Schonvermögen: bessere Vermögensfreistellung
Im ersten Jahr des Bezugs von Bürgergeld gelten für die Vermögensprüfung höhere Freibeträge.
Die Vermögensprüfung ist jedoch auch nach Ablauf der Karenzzeit entbürokratisiert worden. Die Freibeträge für die Bürgergeldbeziehenden wurden angehoben. Bei selbstgenutzten Hausgrundstücken oder Eigentumswohnungen wurden zudem anerkannten Wohnflächen in größerem Umfang als zur Zeiten von Arbeitslosengeld II berücksichtigt. Außerdem wurde die Liste der komplett freigestellten Vermögensgegenstände erweitert. Beispielsweise werden alle Versicherungsverträge, die der Alterssicherung dienen, nicht als Vermögen berücksichtigt.
Erhöhte Freibeträge für Schülerinnen und Schüler, Studierende und Auszubildende
Im Rahmen des Bürgergeldes und der Reform des SGB II werden die Grundabsetzbeträge für Schüler, Studierende und Auszubildende erhöht. Es soll die Erfahrung vermittelt werden, dass sich eine Arbeitsaufnahme lohnt. Hierdurch werden auch die Chancen für Kinder und Jugendliche verbessert. Die Ungleichheit zwischen Kindern und Jugendlichen aus hilfebedürftigen Familien und solchen, die es nicht sind, wird verringert. Für Studierende und Auszubildende wird so zudem der Anreiz zur Aufnahme bzw. zum Aufrechterhalten einer Beschäftigung erhöht.
Kooperationsplan zur Verbesserung der Teilhabe – aber ohne Vertrauenszeit
Die bisherige Eingliederungsvereinbarung im SGB II wurde durch einen von Leistungsberechtigen und Integrationsfachkräften gemeinsam erarbeiteten Kooperationsplan abgelöst. Dieser Kooperationsplan dokumentiert in klarer und verständlicher Sprache die gemeinsam entwickelte Eingliederungsstrategie. Er steuert den Eingliederungsprozess und ist somit ein Kernelement des Bürgergeld-Gesetzes. An ihn sind weniger rechtliche Folgen geknüpft als an die ehemalige Eingliederungsvereinbarung.

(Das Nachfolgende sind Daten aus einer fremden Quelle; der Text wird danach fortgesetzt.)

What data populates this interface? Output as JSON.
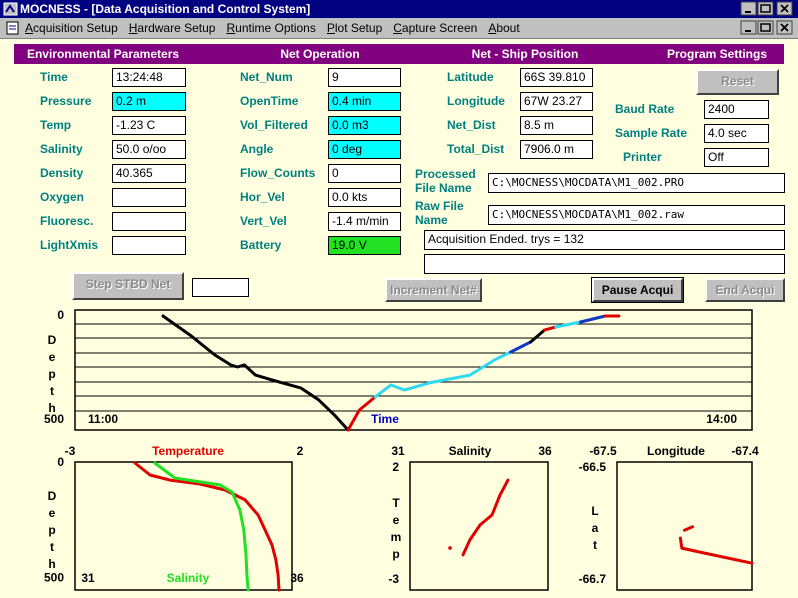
{
  "window": {
    "title": "MOCNESS - [Data Acquisition and Control System]",
    "menu": [
      "Acquisition Setup",
      "Hardware Setup",
      "Runtime Options",
      "Plot Setup",
      "Capture Screen",
      "About"
    ]
  },
  "sections": [
    "Environmental Parameters",
    "Net Operation",
    "Net - Ship Position",
    "Program Settings"
  ],
  "environmental": [
    {
      "label": "Time",
      "value": "13:24:48"
    },
    {
      "label": "Pressure",
      "value": "0.2 m",
      "color": "#00ffff"
    },
    {
      "label": "Temp",
      "value": "-1.23 C"
    },
    {
      "label": "Salinity",
      "value": "50.0 o/oo"
    },
    {
      "label": "Density",
      "value": "40.365"
    },
    {
      "label": "Oxygen"
    },
    {
      "label": "Fluoresc."
    },
    {
      "label": "LightXmis"
    }
  ],
  "net_operation": [
    {
      "label": "Net_Num",
      "value": "9"
    },
    {
      "label": "OpenTime",
      "value": "0.4 min",
      "color": "#00ffff"
    },
    {
      "label": "Vol_Filtered",
      "value": "0.0 m3",
      "color": "#00ffff"
    },
    {
      "label": "Angle",
      "value": "0 deg",
      "color": "#00ffff"
    },
    {
      "label": "Flow_Counts",
      "value": "0"
    },
    {
      "label": "Hor_Vel",
      "value": "0.0 kts"
    },
    {
      "label": "Vert_Vel",
      "value": "-1.4 m/min"
    },
    {
      "label": "Battery",
      "value": "19.0 V",
      "color": "#22e022"
    }
  ],
  "position": [
    {
      "label": "Latitude",
      "value": "66S 39.810"
    },
    {
      "label": "Longitude",
      "value": "67W 23.27"
    },
    {
      "label": "Net_Dist",
      "value": "8.5 m"
    },
    {
      "label": "Total_Dist",
      "value": "7906.0 m"
    }
  ],
  "program_settings": {
    "reset": {
      "label": "Reset",
      "enabled": false
    },
    "fields": [
      {
        "label": "Baud Rate",
        "value": "2400"
      },
      {
        "label": "Sample Rate",
        "value": "4.0 sec"
      },
      {
        "label": "Printer",
        "value": "Off"
      }
    ]
  },
  "files": [
    {
      "label": "Processed File Name",
      "value": "C:\\MOCNESS\\MOCDATA\\M1_002.PRO"
    },
    {
      "label": "Raw File Name",
      "value": "C:\\MOCNESS\\MOCDATA\\M1_002.raw"
    }
  ],
  "status": "Acquisition Ended. trys = 132",
  "buttons": [
    {
      "label": "Step STBD Net",
      "enabled": false
    },
    {
      "label": "Increment Net#",
      "enabled": false
    },
    {
      "label": "Pause Acqui",
      "enabled": true
    },
    {
      "label": "End Acqui",
      "enabled": false
    }
  ],
  "plots": {
    "depth_time": {
      "xlabel": "Time",
      "ylabel": "Depth",
      "invert_y": true,
      "xlim": [
        11,
        14
      ],
      "xticks": [
        {
          "value": 11,
          "label": "11:00"
        },
        {
          "value": 14,
          "label": "14:00"
        }
      ],
      "ylim": [
        0,
        550
      ],
      "yticks": [
        0,
        500
      ],
      "series": [
        {
          "color": "#000000",
          "x": [
            11.39,
            11.51,
            11.62,
            11.69,
            11.72,
            11.75,
            11.8,
            11.89,
            12.0,
            12.08,
            12.15,
            12.21
          ],
          "y": [
            0,
            92,
            188,
            236,
            246,
            236,
            285,
            314,
            347,
            405,
            478,
            550
          ]
        },
        {
          "color": "#e00000",
          "x": [
            12.21,
            12.26,
            12.33
          ],
          "y": [
            550,
            454,
            391
          ]
        },
        {
          "color": "#30d8f0",
          "x": [
            12.33,
            12.4,
            12.46,
            12.57,
            12.75,
            12.86,
            12.93
          ],
          "y": [
            391,
            333,
            357,
            323,
            285,
            212,
            174
          ]
        },
        {
          "color": "#1038c0",
          "x": [
            12.93,
            13.02
          ],
          "y": [
            174,
            125
          ]
        },
        {
          "color": "#000000",
          "x": [
            13.02,
            13.08
          ],
          "y": [
            125,
            68
          ]
        },
        {
          "color": "#e00000",
          "x": [
            13.08,
            13.13
          ],
          "y": [
            68,
            53
          ]
        },
        {
          "color": "#30d8f0",
          "x": [
            13.13,
            13.24
          ],
          "y": [
            53,
            29
          ]
        },
        {
          "color": "#1038c0",
          "x": [
            13.24,
            13.35
          ],
          "y": [
            29,
            0
          ]
        },
        {
          "color": "#e00000",
          "x": [
            13.35,
            13.41
          ],
          "y": [
            0,
            0
          ]
        }
      ]
    },
    "profile": {
      "ylabel": "Depth",
      "invert_y": true,
      "xlim": [
        -3,
        2
      ],
      "xticks": [
        -3,
        2
      ],
      "x2lim": [
        31,
        36
      ],
      "x2ticks": [
        31,
        36
      ],
      "ylim": [
        0,
        550
      ],
      "yticks": [
        0,
        500
      ],
      "series": [
        {
          "name": "Temperature",
          "color": "#e00000",
          "x": [
            -1.62,
            -1.27,
            -0.81,
            -0.12,
            0.46,
            0.92,
            1.22,
            1.38,
            1.54,
            1.63,
            1.68,
            1.7
          ],
          "y": [
            0,
            52,
            74,
            91,
            117,
            160,
            225,
            290,
            355,
            420,
            485,
            550
          ]
        },
        {
          "name": "Salinity",
          "color": "#22e022",
          "axis": "x2",
          "x": [
            32.84,
            33.3,
            33.88,
            34.34,
            34.62,
            34.8,
            34.89,
            34.94,
            34.96,
            34.99
          ],
          "y": [
            0,
            65,
            82,
            95,
            126,
            204,
            290,
            398,
            485,
            550
          ]
        }
      ]
    },
    "ts": {
      "xlabel": "Salinity",
      "ylabel": "Temp",
      "xlim": [
        31,
        36
      ],
      "xticks": [
        31,
        36
      ],
      "ylim": [
        -3,
        2
      ],
      "yticks": [
        2,
        -3
      ],
      "series": [
        {
          "color": "#e00000",
          "style": "points",
          "x": [
            32.45
          ],
          "y": [
            -1.57
          ]
        },
        {
          "color": "#e00000",
          "x": [
            32.92,
            33.17,
            33.54,
            33.97,
            34.26,
            34.55
          ],
          "y": [
            -1.88,
            -1.21,
            -0.54,
            -0.1,
            0.79,
            1.46
          ]
        }
      ]
    },
    "track": {
      "xlabel": "Longitude",
      "ylabel": "Lat",
      "xlim": [
        -67.5,
        -67.4
      ],
      "xticks": [
        -67.5,
        -67.4
      ],
      "ylim": [
        -66.7,
        -66.5
      ],
      "yticks": [
        -66.5,
        -66.7
      ],
      "series": [
        {
          "color": "#e00000",
          "x": [
            -67.444,
            -67.45
          ],
          "y": [
            -66.605,
            -66.611
          ]
        },
        {
          "color": "#e00000",
          "x": [
            -67.453,
            -67.452,
            -67.439,
            -67.4
          ],
          "y": [
            -66.625,
            -66.643,
            -66.65,
            -66.67
          ]
        }
      ]
    }
  }
}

Im Kooperationsplan werden auch Mitwirkungspflichten vereinbart. Das sind insbesondere Eigenbemühungen, die Teilnahme an Maßnahmen und Bewerbungen auf Vermittlungsvorschläge des Jobcenter. Um eine vertrauensvolle Zusammenarbeit durch das neue Bürgergeldgesetz zu stärken, wird die Selbstverantwortung der Leistungsberechtigten und ihre Vertrauensbeziehung zur Integrationsfachkraft gestärkt.
Mit dem Abschluss des Kooperationsplans sollte ursprünglich eine Vertrauenszeit gelten. Für die ersten sechs Monate der Vertrauenszeit sollte den Bürgergeldbeziehern garantiert werden, dass keine Anordnung von Maßnahmen mit Rechtsfolgenbelehrung ergehen. In diesem Zeitraum sollte ausschließlich auf eine Zusammenarbeit auf Augenhöhe mit gegenseitigem Vertrauen gebaut werden. Nur und erst, wenn nach den ersten sechs Monaten der Vertrauenszeit Absprachen zu Mitwirkungspflichten, also Eigenbemühungen, die Teilnahme an Maßnahmen und Bewerbungen auf Vermittlungsvorschläge nicht eingehalten werden, sollten diese Mitwirkungspflichten rechtlich verbindlich durch Aufforderungen mit Rechtsfolgenbelehrungen festgelegt werden. Diese Vertrauenszeit wurde während des Gesetzgebungsverfahrens auf drängen der CDU/CSU aus der Gesetzesvorlage gestrichen.
Grundvoraussetzung für eine vertrauensvolle Zusammenarbeit zwischen Bürger und Jobcenter, also den Integrationsfachkräften, ist die Wahrnehmung von Beratungsterminen und eine offene Kommunikation. Einladungen ins Jobcenter können aus diesem Grunde weiterhin mit Rechtsfolgen verknüpft werden. Im Sinne einer vertrauensvollen Zusammenarbeit ist der kommunikative Austausch zwischen Integrationsfachkräften und Bürgergeld-Beziehern aber auch formlos und ohne Verbindung mit Rechtsfolgen möglich. Falls es Konflikte im Zusammenhang mit der Erarbeitung, Durchführung und Fortschreibung des Kooperationsplans gibt, greift ein unabhängiger Schlichtungsmechanismus.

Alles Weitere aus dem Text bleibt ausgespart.